PB-LRDWWS System for the SLT 2024 Low-Resource Dysarthria Wake-Up Word Spotting Challenge
Shiyao Wang, Jiaming Zhou, Shiwan Zhao, Yong Qin
TL;DR
This work tackles wake-up word spotting for low-resource dysarthric speech by introducing PB-LRDWWS, a system that couples a three-stage HuBERT-based dysarthric content feature extractor with prototype-based classification. Prototypes are built from enrollment speech by averaging features, and evaluation relies on cosine similarity between test features and prototypes across $11$ prototypes (10 keywords plus non-keyword). The study systematically compares data augmentation (including TTS-based keyword synthesis and Merge_train), loss functions (CTC, CE, and AddSCL), and classification settings (PB-C, KNN-C, and Model prediction), revealing that cross-entropy loss with PB-C generally yields the best final performance, while CTC benefits from SCL and augmentation but can suffer from class imbalance.
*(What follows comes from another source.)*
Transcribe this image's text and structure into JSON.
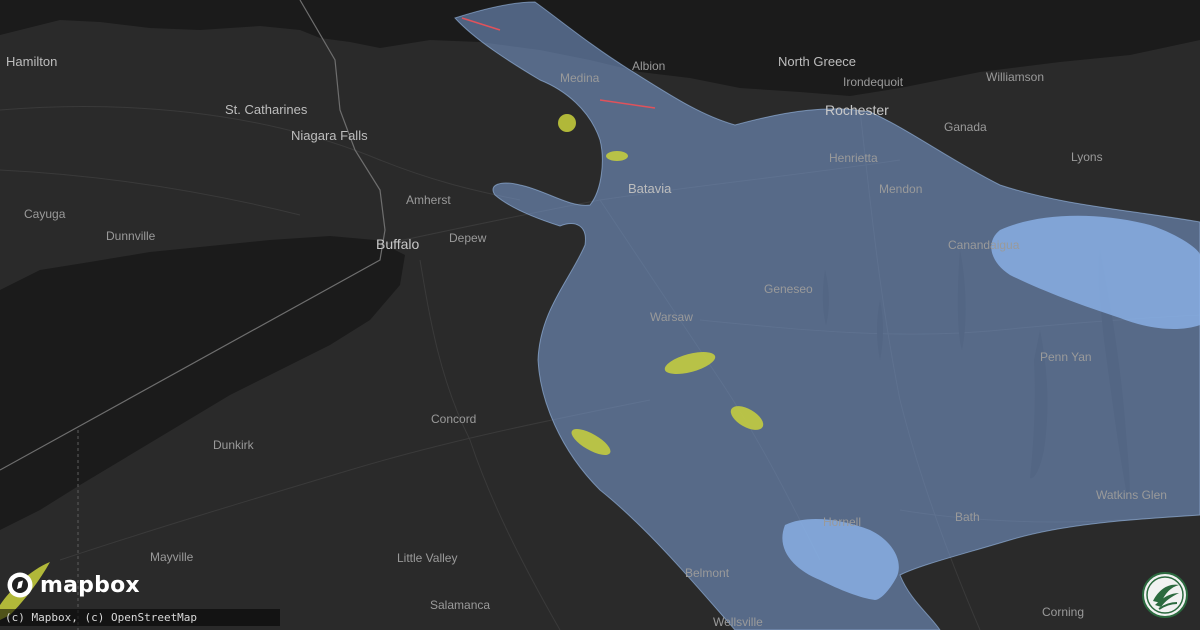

The PB-LRDWWS system achieves second place on final Test-B with a score of $0.009801$, demonstrating strong performance in a challenging dysarthric KWS setting and offering a practical approach for personalized wake-up word spotting in assistive devices.
Abstract
For the SLT 2024 Low-Resource Dysarthria Wake-Up Word Spotting (LRDWWS) Challenge, we introduce the PB-LRDWWS system. This system combines a dysarthric speech content feature extractor for prototype construction with a prototype-based classification method. The feature extractor is a fine-tuned HuBERT model obtained through a three-stage fine-tuning process using cross-entropy loss. This fine-tuned HuBERT extracts features from the target dysarthric speaker's enrollment speech to build prototypes. Classification is achieved by calculating the cosine similarity between the HuBERT features of the target dysarthric speaker's evaluation speech and prototypes. Despite its simplicity, our method demonstrates effectiveness through experimental results. Our system achieves second place in the final Test-B of the LRDWWS Challenge.